Just compare them to an Audobon bird, which is crisp and labeled, hard-edged, closely observed and cool.

These moths are surely something else. As in Javens’ past images of beasts, the moths are isolated in the struggle for survival–which they have lost.Their fuzziness is painted like locks of hair, slightly mussed–too tender and specific a description for mere moths. The moths have dignity.

Yet the human metaphor is hard won from dead moths, which repel with their creepiness and insecthood. And with this struggle between identification and rejection lies the power of these paintings. Perhaps we humans aren’t all that swell afterall; perhaps we too repel at the same time that we astonish with our bells and whistles and uniqueness. Looking back at her past work, I couldn’t help but wonder if Javens’ bulls and horses were also intended to repel, but that somehow I missed it (right, “C Sphinx,” oil on linen on wood, 18″ x 24″; the moth’s sphinx-like “face” and pokey bottom belong in a horror movie).

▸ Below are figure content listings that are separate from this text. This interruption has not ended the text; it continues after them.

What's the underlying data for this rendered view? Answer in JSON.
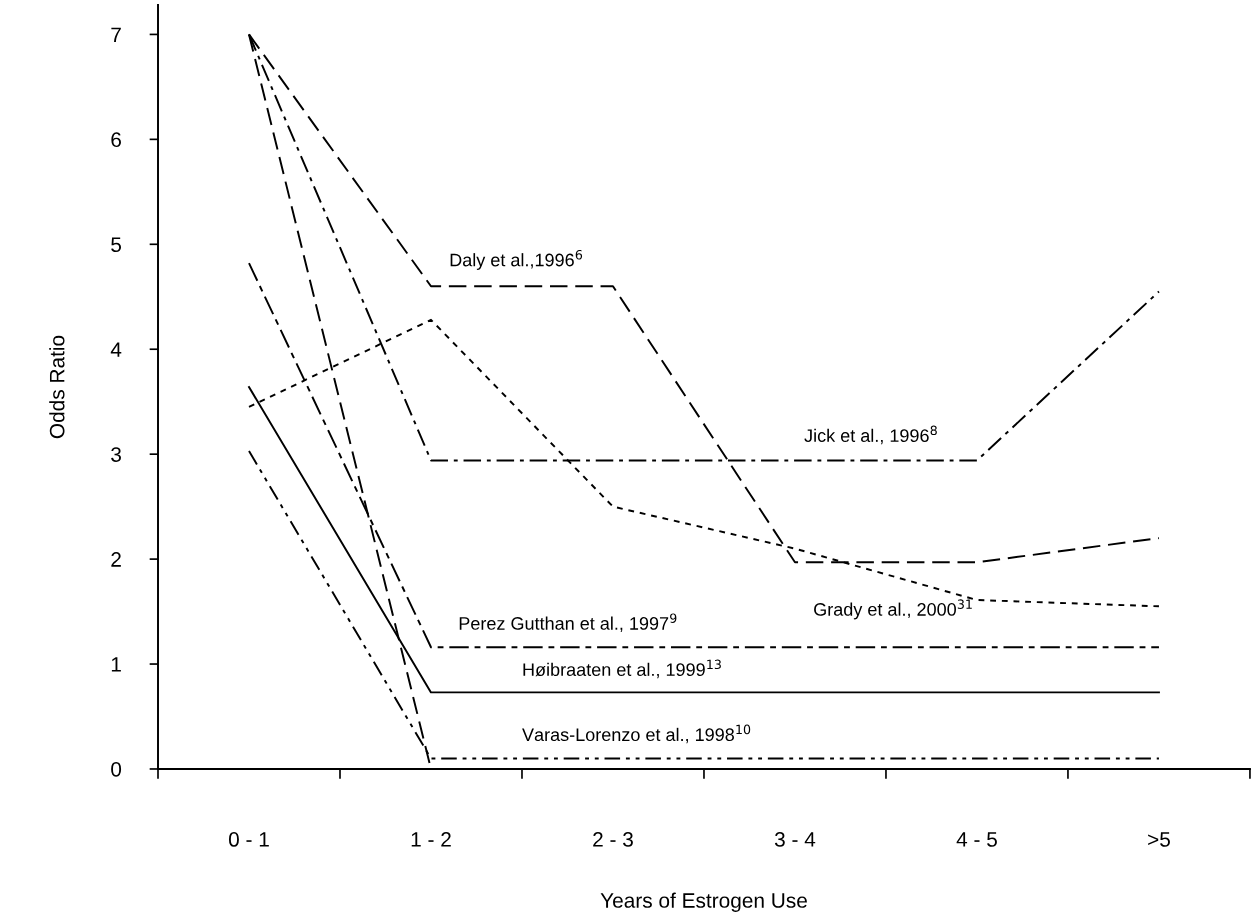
{
  "chart_data": {
    "type": "line",
    "xlabel": "Years of Estrogen Use",
    "ylabel": "Odds Ratio",
    "categories": [
      "0 - 1",
      "1 - 2",
      "2 - 3",
      "3 - 4",
      "4 - 5",
      ">5"
    ],
    "ylim": [
      0,
      7.28
    ],
    "yticks": [
      0,
      1,
      2,
      3,
      4,
      5,
      6,
      7
    ],
    "grid": false,
    "legend": false,
    "marker": "none",
    "series": [
      {
        "name": "Daly et al.,1996$^{6}$",
        "color": "#000000",
        "line_style": "dashed",
        "values": [
          7.0,
          4.6,
          4.6,
          1.97,
          1.97,
          2.2
        ]
      },
      {
        "name": "Grady et al., 2000$^{31}$",
        "color": "#000000",
        "line_style": "dotted",
        "values": [
          3.45,
          4.28,
          2.5,
          2.1,
          1.61,
          1.55
        ]
      },
      {
        "name": "Jick et al., 1996$^{8}$",
        "color": "#000000",
        "line_style": "dashdot",
        "values": [
          7.0,
          2.94,
          2.94,
          2.94,
          2.94,
          4.55
        ]
      },
      {
        "name": "Perez Gutthan et al., 1997$^{9}$",
        "color": "#000000",
        "line_style": "longdashdot",
        "values": [
          4.82,
          1.16,
          1.16,
          1.16,
          1.16,
          1.16
        ]
      },
      {
        "name": "Høibraaten et al., 1999$^{13}$",
        "color": "#000000",
        "line_style": "solid",
        "values": [
          3.64,
          0.73,
          0.73,
          0.73,
          0.73,
          0.73
        ]
      },
      {
        "name": "Varas-Lorenzo et al., 1998$^{10}$",
        "color": "#000000",
        "line_style": "dashdotdot",
        "values": [
          3.03,
          0.1,
          0.1,
          0.1,
          0.1,
          0.1
        ]
      },
      {
        "color": "#000000",
        "line_style": "dashed",
        "values": [
          7.0,
          0,
          null,
          null,
          null,
          null
        ]
      }
    ]
  }
}
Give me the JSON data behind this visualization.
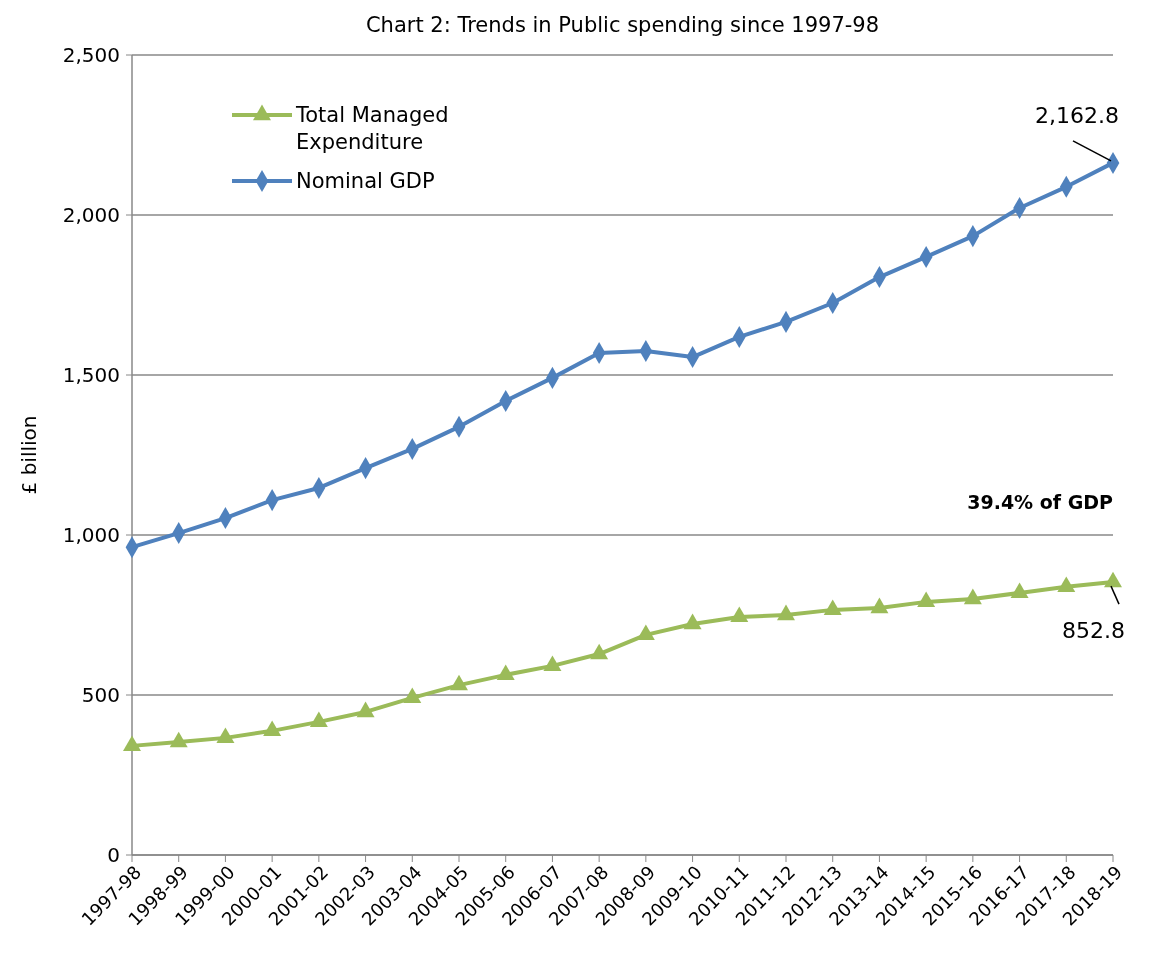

By taking this tough position between humanity and mothiness, the paintings, for all their Victorian references, remain thoroughly modern. I read the moths as a way to understand the vulnerability and loneliness of all creatures as they participate in life and death in a pitiless universe. Some of the moths, with their wings less stretched, look exhausted by the struggle.

The judiciously applied paint is a real, but subtle presence in this work. Most of the paintings are small, about 10 to 20 inches.

The decision to paint the largest of the work on theater muslin immediately raises questions about the artist’s intent. And the unstretched, pinned-to-the-wall muslin references the fate of the creatures themselves (left, “TAM, Sphinx,” oil on theater muslin, 66″ x 106″).